We’ve been told for months by the national pundits that the U.S. Senate race in West Virginia this year for the seat currently held by Democrat Joe Manchin would be one of the most watched in the country and tonight’s event is an example of the enormity of the contest.
Fox News Channel is launching its America’s Election Headquarters 2018 midterm election series tonight with a debate among the top three Republican candidates in the race. Their coverage begins at 6:30. Bret Baier and Martha MacCallum will moderate the debate.
Fox News Radio is also providing live coverage of the debate, which will be carried on some MetroNews radio stations as well as on the MetroNews website. Fox News Capitol Hill reporter Jared Halpern will anchor the coverage, which begins at 6 p.m.
I’ve talked with Fox and seen the setup at the Metropolitan Theater. The network is putting a lot of resources into this event and their people seem genuinely excited about the debate. Fox News Political Editor Chris Stirewalt, who grew up in West Virginia and worked in West Virginia media before going to Washington, was instrumental in convincing his network to come here.
Monday on Fox News Channel’s The Daily Briefing, FNC’s digital politics editor Chris Stirewalt unveiled Fox News Power Rankings which identified the seven toss up states in the midterms. One of the states identified as a toss up state is West Virginia
Here is a video link: http://video.foxnews.com/v/5778560894001/
Don Blankenship, Evan Jenkins and Patrick Morrisey all must know how much is riding on this debate. They’ve had opportunities to try to perfect their messages and hone their debating at previous events, but this one is different. The stakes are dramatically higher tonight.
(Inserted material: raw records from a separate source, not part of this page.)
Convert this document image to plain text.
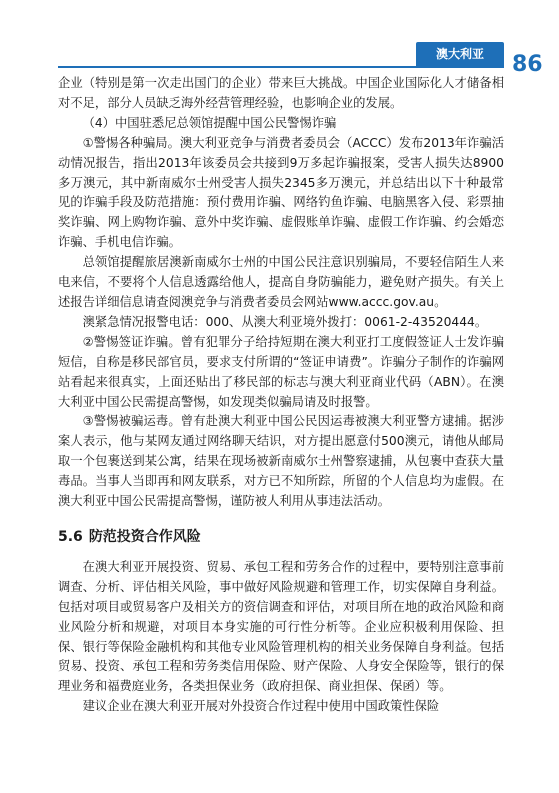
澳大利亚	86

企业（特别是第一次走出国门的企业）带来巨大挑战。中国企业国际化人才储备相对不足，部分人员缺乏海外经营管理经验，也影响企业的发展。

（4）中国驻悉尼总领馆提醒中国公民警惕诈骗

①警惕各种骗局。澳大利亚竞争与消费者委员会（ACCC）发布2013年诈骗活动情况报告，指出2013年该委员会共接到9万多起诈骗报案，受害人损失达8900多万澳元，其中新南威尔士州受害人损失2345多万澳元，并总结出以下十种最常见的诈骗手段及防范措施：预付费用诈骗、网络钓鱼诈骗、电脑黑客入侵、彩票抽奖诈骗、网上购物诈骗、意外中奖诈骗、虚假账单诈骗、虚假工作诈骗、约会婚恋诈骗、手机电信诈骗。

总领馆提醒旅居澳新南威尔士州的中国公民注意识别骗局，不要轻信陌生人来电来信，不要将个人信息透露给他人，提高自身防骗能力，避免财产损失。有关上述报告详细信息请查阅澳竞争与消费者委员会网站www.accc.gov.au。

澳紧急情况报警电话：000、从澳大利亚境外拨打：0061-2-43520444。

②警惕签证诈骗。曾有犯罪分子给持短期在澳大利亚打工度假签证人士发诈骗短信，自称是移民部官员，要求支付所谓的“签证申请费”。诈骗分子制作的诈骗网站看起来很真实，上面还贴出了移民部的标志与澳大利亚商业代码（ABN）。在澳大利亚中国公民需提高警惕，如发现类似骗局请及时报警。

③警惕被骗运毒。曾有赴澳大利亚中国公民因运毒被澳大利亚警方逮捕。据涉案人表示，他与某网友通过网络聊天结识，对方提出愿意付500澳元，请他从邮局取一个包裹送到某公寓，结果在现场被新南威尔士州警察逮捕，从包裹中查获大量毒品。当事人当即再和网友联系，对方已不知所踪，所留的个人信息均为虚假。在澳大利亚中国公民需提高警惕，谨防被人利用从事违法活动。

5.6 防范投资合作风险

在澳大利亚开展投资、贸易、承包工程和劳务合作的过程中，要特别注意事前调查、分析、评估相关风险，事中做好风险规避和管理工作，切实保障自身利益。包括对项目或贸易客户及相关方的资信调查和评估，对项目所在地的政治风险和商业风险分析和规避，对项目本身实施的可行性分析等。企业应积极利用保险、担保、银行等保险金融机构和其他专业风险管理机构的相关业务保障自身利益。包括贸易、投资、承包工程和劳务类信用保险、财产保险、人身安全保险等，银行的保理业务和福费庭业务，各类担保业务（政府担保、商业担保、保函）等。

建议企业在澳大利亚开展对外投资合作过程中使用中国政策性保险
The Fox News Poll showed a tight race with Jenkins at 25 percent, Morrisey at 21 percent and Blankenship at 16 percent. (Tom Willis, Bo Copley and Jack Newbrough all polled under ten percent and are not included in the debate.)
The poll also showed that large chunks of the support for each of the top three are soft, 24 percent are undecided and seven percent say “none of the above,” meaning there could be a lot of movement in the final days of the campaign.
The conventional wisdom is that a politician cannot win a race in a debate, but they can lose with a bad performance, but I think the stakes are even higher than that tonight. The closeness of the race and the large percent of undecided voters suggest that many people are still waiting for one of the candidates to strike a chord with them.
It will be fascinating to see how the candidates respond under the bright lights of network television and tough questioning from anchors that are used to going toe-to-toe with politicians. I suspect Baier and McCallum will have less patience than I have had when trying to force the candidates off their talking points.
This should be enlightening and entertaining tonight.